A pesquisadora Regina Linden Ruaro pontua que, além da LGPD, o uso dos dados de estudantes é regulado ainda pelo Estatuto da Criança e do Adolescente (ECA), pelo Marco Civil da Internet e pela Constituição Federal. Em casos de dados sensíveis, como de alunos portadores de deficiência física ou intelectual, o cuidado com o manejo e o sigilo dessas informações também requer atenção extra.

Em abril, o Ministério Público ajuizou ação pedindo que o Governo do Paraná fosse condenado a pagar R$ 15 milhões de danos morais pelo uso de reconhecimento facial em cerca de 1 milhão de estudantes de escolas estaduais.
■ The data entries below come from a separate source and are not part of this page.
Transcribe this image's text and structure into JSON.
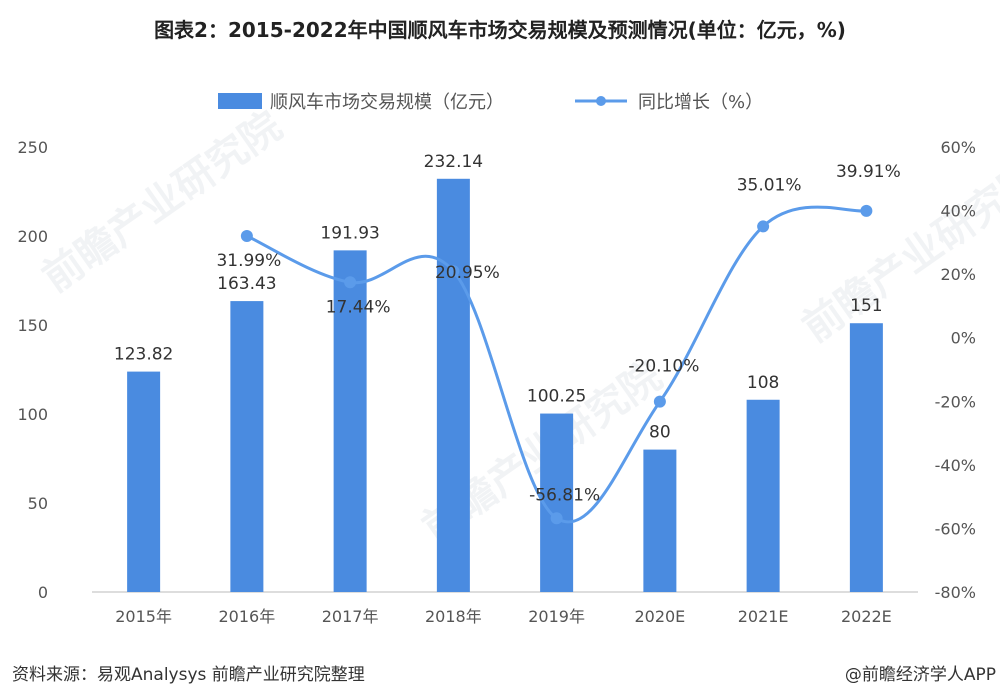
{
  "title": "图表2：2015-2022年中国顺风车市场交易规模及预测情况(单位：亿元，%)",
  "footer": {
    "source": "资料来源：易观Analysys 前瞻产业研究院整理",
    "brand": "@前瞻经济学人APP"
  },
  "watermark": "前瞻产业研究院",
  "colors": {
    "bar": "#4a8be0",
    "line": "#5b9bea",
    "axis_text": "#555555",
    "label": "#333333"
  },
  "chart_data": {
    "type": "bar",
    "title": "图表2：2015-2022年中国顺风车市场交易规模及预测情况(单位：亿元，%)",
    "categories": [
      "2015年",
      "2016年",
      "2017年",
      "2018年",
      "2019年",
      "2020E",
      "2021E",
      "2022E"
    ],
    "series": [
      {
        "name": "顺风车市场交易规模（亿元）",
        "type": "bar",
        "axis": "left",
        "values": [
          123.82,
          163.43,
          191.93,
          232.14,
          100.25,
          80,
          108,
          151
        ],
        "labels": [
          "123.82",
          "163.43",
          "191.93",
          "232.14",
          "100.25",
          "80",
          "108",
          "151"
        ]
      },
      {
        "name": "同比增长（%）",
        "type": "line",
        "axis": "right",
        "values": [
          null,
          31.99,
          17.44,
          20.95,
          -56.81,
          -20.1,
          35.01,
          39.91
        ],
        "labels": [
          "",
          "31.99%",
          "17.44%",
          "20.95%",
          "-56.81%",
          "-20.10%",
          "35.01%",
          "39.91%"
        ]
      }
    ],
    "y_left": {
      "min": 0,
      "max": 250,
      "ticks": [
        0,
        50,
        100,
        150,
        200,
        250
      ],
      "tick_labels": [
        "0",
        "50",
        "100",
        "150",
        "200",
        "250"
      ]
    },
    "y_right": {
      "min": -80,
      "max": 60,
      "ticks": [
        -80,
        -60,
        -40,
        -20,
        0,
        20,
        40,
        60
      ],
      "tick_labels": [
        "-80%",
        "-60%",
        "-40%",
        "-20%",
        "0%",
        "20%",
        "40%",
        "60%"
      ]
    },
    "legend": "top-center",
    "grid": false
  }
}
Desde 2023, a frequência dos alunos passou a ser controlada assim. Na prática, os professores utilizam seus celulares para tirar uma foto da turma e enviar para um aplicativo que identifica e registra quais estudantes estão presentes na sala de aula.

No entendimento do promotor Marcos José Porto Soares, a política adotada infringe diversos aspectos da LGPD por violar o direito à autodeterminação informativa (o direito de cada pessoa em controlar e proteger seus dados pessoais), o direito de consentimento dos pais e responsáveis das crianças e o princípio da finalidade e transparência.
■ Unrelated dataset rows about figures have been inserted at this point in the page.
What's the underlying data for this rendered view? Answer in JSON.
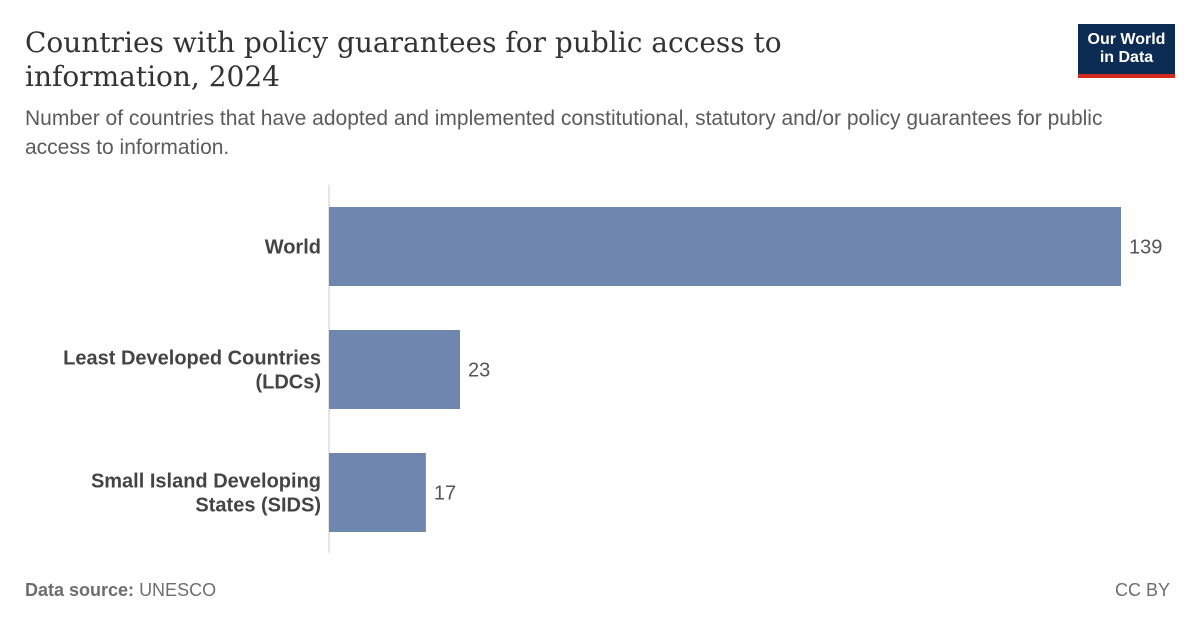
{
  "header": {
    "title": "Countries with policy guarantees for public access to information, 2024",
    "subtitle": "Number of countries that have adopted and implemented constitutional, statutory and/or policy guarantees for public access to information."
  },
  "logo": {
    "line1": "Our World",
    "line2": "in Data"
  },
  "footer": {
    "source_label": "Data source:",
    "source_value": "UNESCO",
    "license": "CC BY"
  },
  "colors": {
    "bar": "#6f87ae",
    "axis": "#cccccc",
    "label": "#444444",
    "value": "#555555"
  },
  "chart_data": {
    "type": "bar",
    "orientation": "horizontal",
    "categories": [
      [
        "World"
      ],
      [
        "Least Developed Countries",
        "(LDCs)"
      ],
      [
        "Small Island Developing",
        "States (SIDS)"
      ]
    ],
    "values": [
      139,
      23,
      17
    ],
    "xlim": [
      0,
      139
    ],
    "grid": false,
    "legend": "none"
  }
}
A professora Regina Linden Ruaro pontua que o dado biométrico é considerado um dado sensível e que o seu uso em escolas deve ser considerado como último recurso, somente quando não houver outra alternativa. Ela elenca três pontos fundamentais que devem ser delimitados com clareza pelas instituições de ensino que pretendem adotar o uso de dados biométricos em sua rotina:

  • Finalidade: segurança, otimização de processos, personalização do ensino etc.
  • Adequação: qual tipo de dado está sendo coletado (biométrico, dado sensível etc.); se envolve crianças e adolescentes; se tem consentimento dos pais
  • Necessidade: a coleta de dados é o melhor ou o único meio para essa finalidade?

Proteção de dados

Os riscos de invasões ou vazamentos são os principais temores de quem utiliza dados em sua rotina. Para minimizar esses riscos, a especialista da PUCRS lista alguns cuidados necessários para a proteção de informações pessoais.

“É preciso ter uma política de privacidade e um bom sistema de segurança, de cibersegurança, mas sem esquecer que a lei também abrange bancos de dados físicos, como arquivos em papel. Ela não é só para o que fica no computador digital. Muitas escolas ainda têm os arquivos na forma física”, lembra.
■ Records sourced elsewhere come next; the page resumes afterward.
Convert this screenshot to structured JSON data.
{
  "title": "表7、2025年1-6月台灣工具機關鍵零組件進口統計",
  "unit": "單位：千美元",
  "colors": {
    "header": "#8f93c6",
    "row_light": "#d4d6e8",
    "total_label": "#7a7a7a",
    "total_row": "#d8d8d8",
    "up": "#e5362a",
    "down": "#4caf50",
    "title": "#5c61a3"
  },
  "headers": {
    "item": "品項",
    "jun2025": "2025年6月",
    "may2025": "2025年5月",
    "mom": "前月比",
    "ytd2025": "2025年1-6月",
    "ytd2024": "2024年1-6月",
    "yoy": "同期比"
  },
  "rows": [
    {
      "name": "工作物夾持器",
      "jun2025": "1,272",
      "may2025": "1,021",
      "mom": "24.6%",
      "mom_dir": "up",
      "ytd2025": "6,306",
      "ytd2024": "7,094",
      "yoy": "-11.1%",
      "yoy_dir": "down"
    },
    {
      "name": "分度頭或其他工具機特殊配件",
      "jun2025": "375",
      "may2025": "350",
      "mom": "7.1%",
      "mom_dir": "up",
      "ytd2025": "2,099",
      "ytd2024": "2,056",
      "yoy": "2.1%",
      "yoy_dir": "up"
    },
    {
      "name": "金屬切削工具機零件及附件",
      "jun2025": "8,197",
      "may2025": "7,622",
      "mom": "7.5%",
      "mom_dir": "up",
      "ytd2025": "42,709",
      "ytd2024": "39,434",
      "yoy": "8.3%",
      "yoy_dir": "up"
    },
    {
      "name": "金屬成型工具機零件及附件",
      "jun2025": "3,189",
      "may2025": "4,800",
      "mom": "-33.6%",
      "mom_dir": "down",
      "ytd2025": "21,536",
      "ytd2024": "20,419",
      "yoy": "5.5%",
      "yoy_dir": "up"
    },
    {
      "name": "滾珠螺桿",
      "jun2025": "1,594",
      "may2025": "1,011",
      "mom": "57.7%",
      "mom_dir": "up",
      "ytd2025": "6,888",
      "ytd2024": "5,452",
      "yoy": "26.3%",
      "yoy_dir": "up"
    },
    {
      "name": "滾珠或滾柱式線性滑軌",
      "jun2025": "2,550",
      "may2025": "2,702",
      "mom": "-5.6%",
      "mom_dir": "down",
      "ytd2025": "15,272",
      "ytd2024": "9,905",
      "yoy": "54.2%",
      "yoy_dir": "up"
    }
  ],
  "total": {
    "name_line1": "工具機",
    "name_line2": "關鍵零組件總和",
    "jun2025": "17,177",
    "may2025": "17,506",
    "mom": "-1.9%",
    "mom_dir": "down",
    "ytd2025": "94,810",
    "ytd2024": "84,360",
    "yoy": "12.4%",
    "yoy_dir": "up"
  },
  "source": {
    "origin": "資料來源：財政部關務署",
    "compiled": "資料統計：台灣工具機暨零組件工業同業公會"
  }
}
Regina Linden Ruaro ressalta ainda a importância da educação digital, tanto para estudantes quanto para educadores e gestores de instituições de ensino. Ela cita como exemplo o curso de Direito da PUCRS, em que os professores participam de treinamentos e cursos de qualificação constantes referentes à segurança digital.

Não podemos frear a tecnologia. Nós estamos diante da maior revolução que a história da humanidade já teve. Tudo o que nós pensávamos que ia acontecer daqui uns anos já está acontecendo. O paradigma foi quebrado. Isso é muito bom, porque a tecnologia está trazendo avanços na academia, que tem um papel muito importante para refletir sobre temas fundamentais como o uso de dados e da inteligência artificial”, frisa.

Tendo em vista os desafios impostos pela proteção de dados no ambiente escolar, é essencial que instituições de ensino se adaptem às exigências da LGPD, promovendo uma cultura de responsabilidade e transparência no tratamento das informações dos alunos. A utilização segura e ética desses dados não apenas garante o cumprimento da legislação, mas também potencializa a personalização do ensino e a melhoria dos processos pedagógicos. Assim, o equilíbrio entre inovação educacional e respeito à privacidade torna-se um caminho indispensável para uma educação mais eficaz, inclusiva e confiável.